Concorde, le procès d'une lamelle et d'un homme seul

 

 

Depuis cet après midi, les avocats de la défense tentent de remonter la pente dans le dossier du Concorde.

 

En fin de semaine dernière, pendant deux jours les deux procureurs, Bernard Farret et Jean Pascal Oualid ont disséqué le dossier comme on passe au peigne gin une carlingue d’avion. Un réquisitoire à deux voies qui se voulait le plus didactique possible. Les pneus, le risque d’incendie, la résistance des réservoirs, tout y est passé. Un plan détaillé point par point que les rares journalistes présents dans la salle d’audience pouvaient suivre sur les écrans de contrôle.

 

Pour le procureur, un seul scénario possible; Concorde a vu son pneu n°2 éclaté et l'un de ses réservoirs prendre feu après avoir roulé sur une lamelle en titane tombée d'un DC10 de la Continental Airlines qui a décollé 4 minutes plus tôt.

 

Dans un réquisitoire fleuve, ce sont toujours les 5 dernières minutes que tout le monde attend: autrement dit le quantum des peines requises.

 

Le parquet a requis des peines de prison avec sursis contre les 2 employés de la Continental Airlines, une peine d’amende contre la société américaine en tant que personne morale, 175 000 euros alors que le maximum est de 225 000 euros. Contre Henri Perrier, le chef du programme Concorde, le procureur a requis la peine de 24 mois avec sursis et 1 000 euros d’amende par contravention. Il a en revanche requis une relaxe contre l’ingénieur qui travaillait avec lui. Il a également abandonné les poursuites contre Claude Frantzen, le directeur de la DGAC, la direction générale de l’Aviation Civile.
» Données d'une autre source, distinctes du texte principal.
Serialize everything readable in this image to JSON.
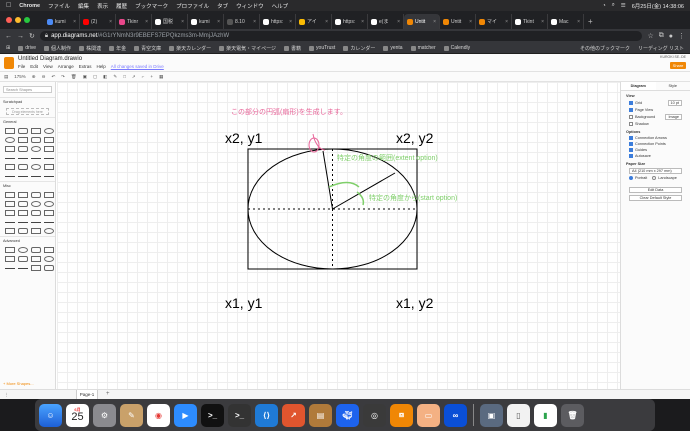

Principalement pour des raisons juridiques. Son collègue du parquet avait pourtant passé une bonne partie de sa démonstration à souligner les failles de la surveillance des autorités de contrôle. M. Frantzen n’en est pas à son premier procès. Il a déjà été jugé à Colmar pour le crash du Mont Saint Odile alors qu’il occupait les mêmes fonctions. Les juges l’avaient relaxé.

 

Henri Perrier est sorti de la salle d’audience après le réquisitoire en furie. « Je n’accepte pas d’être responsable de cet accident » devait-il lâcher devant les journalistes. On le comprend.

 

Jugée pour avoir perdu une lamelle en titane d’un de ses DC 10, la société « Continental Airlines » est jugée comme personne morale. L’avion Concorde, dont l’accusation pense qu’il a sa part de responsabilités dans le crash est représenté par celui qui a été directeur des essais en vol et dirigeant de son programme. Un point c’est tout. Comme si Concorde avait été fait par un seul homme.

 

A l’issue de ce procès, c’est ce qui choque le plus. La justice a écarté dans la chaîne des responsabilités: le constructeur du supersonique, l’Aérospatiale, aujourd’hui EADS; l’exploitant du Concorde, Air France qui en revanche était sur le banc des parties civiles….Oublié aussi le cofondateur du Concorde, l'Angleterre.

 

Le procureur a lui-même reconnu que le Concorde était certes audacieux mais aussi ruineux. Il a énuméré la mévente des appareils, le cout du prix du kérosène et le mauvais taux de remplissage des avions. Concorde, fleuron de l’aéronautique a volé avec des contraintes financières et politiques. Personne n’avait le courage d’arrêter les frais d’une « formule 1 de 180 tonnes » qui n’était plus rentable.

 

Face aux juges, un seul homme doit donc répondre de la mort de 113 personnes.